Sánchez-Rodríguez, E., Romero, L., Ruiz, J.M.
Journal of plant physiology 2016 v.190 pp. 72-78
tomatoes, cultivars, fruits, catalase, reactive oxygen species, enzyme activity, drought tolerance, spermine, cations, spermine synthase, superoxide dismutase, water stress, arginine decarboxylase, antioxidant activity
Polyamines, small aliphatic polycations, have been suggested to play key roles in a number of biological processes. In this paper, attempts were made to investigate the possibility of improving antioxidant response of tomato fruits in relation with endogenous free polyamines content. We studied the reactive oxygen species and polyamines content, and antioxidant and polyamine-biosynthesis enzyme activities in fruits of ungrafted and grafted tomato plants under moderate water stress. We used a drought-tolerant cultivar (Zarina) and drought-sensitive cultivar (Josefina) to obtain reciprocal graft, selfgraft and ungraft plants. Fruits contained higher endogenous polyamine content during the course of the experiment relative to the control, coupled with higher arginine decarboxylase and spermine synthase activities in Zarina ungrafted and ZarxJos.
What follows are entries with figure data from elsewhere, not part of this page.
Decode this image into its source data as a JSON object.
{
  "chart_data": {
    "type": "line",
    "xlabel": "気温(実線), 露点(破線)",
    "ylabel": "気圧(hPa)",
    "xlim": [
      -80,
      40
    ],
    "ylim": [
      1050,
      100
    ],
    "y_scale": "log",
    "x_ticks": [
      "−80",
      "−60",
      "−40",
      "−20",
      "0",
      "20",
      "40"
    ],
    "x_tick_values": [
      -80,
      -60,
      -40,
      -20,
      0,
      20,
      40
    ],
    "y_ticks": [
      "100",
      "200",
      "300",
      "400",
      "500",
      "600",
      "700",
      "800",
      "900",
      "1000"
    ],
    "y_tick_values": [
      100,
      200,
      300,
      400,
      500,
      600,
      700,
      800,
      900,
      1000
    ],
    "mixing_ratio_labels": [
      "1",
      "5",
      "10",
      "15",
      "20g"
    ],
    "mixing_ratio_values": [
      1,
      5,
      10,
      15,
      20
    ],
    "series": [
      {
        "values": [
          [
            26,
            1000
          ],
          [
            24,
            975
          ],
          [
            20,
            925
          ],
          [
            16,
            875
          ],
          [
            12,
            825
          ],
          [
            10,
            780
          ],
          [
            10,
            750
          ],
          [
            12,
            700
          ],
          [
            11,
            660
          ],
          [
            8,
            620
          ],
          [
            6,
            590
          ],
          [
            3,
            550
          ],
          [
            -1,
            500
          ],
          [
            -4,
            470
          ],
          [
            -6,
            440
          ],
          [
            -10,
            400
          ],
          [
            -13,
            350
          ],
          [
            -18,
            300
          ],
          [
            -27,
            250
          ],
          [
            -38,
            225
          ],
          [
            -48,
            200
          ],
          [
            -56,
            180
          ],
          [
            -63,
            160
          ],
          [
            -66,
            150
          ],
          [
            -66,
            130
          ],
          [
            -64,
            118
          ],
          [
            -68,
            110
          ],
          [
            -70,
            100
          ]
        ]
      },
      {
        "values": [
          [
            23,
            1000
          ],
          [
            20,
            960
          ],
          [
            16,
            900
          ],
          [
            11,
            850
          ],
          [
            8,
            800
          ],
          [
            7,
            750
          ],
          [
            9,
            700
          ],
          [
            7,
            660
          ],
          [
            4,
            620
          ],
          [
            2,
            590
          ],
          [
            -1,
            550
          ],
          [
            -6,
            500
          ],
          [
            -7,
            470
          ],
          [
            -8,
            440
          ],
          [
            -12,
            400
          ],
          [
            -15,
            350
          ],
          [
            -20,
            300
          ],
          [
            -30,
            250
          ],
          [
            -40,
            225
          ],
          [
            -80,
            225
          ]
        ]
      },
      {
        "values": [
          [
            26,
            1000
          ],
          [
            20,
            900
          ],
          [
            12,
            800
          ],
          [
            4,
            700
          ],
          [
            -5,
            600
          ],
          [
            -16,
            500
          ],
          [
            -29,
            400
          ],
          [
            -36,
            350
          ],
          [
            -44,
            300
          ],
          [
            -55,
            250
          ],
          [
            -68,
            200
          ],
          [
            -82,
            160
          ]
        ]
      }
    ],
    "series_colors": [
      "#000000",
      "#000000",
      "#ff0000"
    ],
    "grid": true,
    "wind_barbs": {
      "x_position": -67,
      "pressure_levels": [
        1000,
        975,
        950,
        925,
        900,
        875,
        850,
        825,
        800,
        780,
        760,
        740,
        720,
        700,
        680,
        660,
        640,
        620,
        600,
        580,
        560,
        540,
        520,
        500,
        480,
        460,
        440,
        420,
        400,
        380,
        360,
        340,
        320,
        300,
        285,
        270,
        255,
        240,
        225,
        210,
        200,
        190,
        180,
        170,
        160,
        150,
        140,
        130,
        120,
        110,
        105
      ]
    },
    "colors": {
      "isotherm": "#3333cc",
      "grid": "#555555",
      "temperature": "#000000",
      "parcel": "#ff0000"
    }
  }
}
In these cultivars, tomato fruits showed a lower reactive oxygen species generation and higher catalase and superoxide dismutase activities, suggesting that a higher content in polyamines (especially spermine) exerted a positive effect on antioxidant systems. All of these data suggest that spermine leads to more effective reactive oxygen species scavenging (less tissue damage) in tomato fruits, which may function collectively to enhance dehydration tolerance.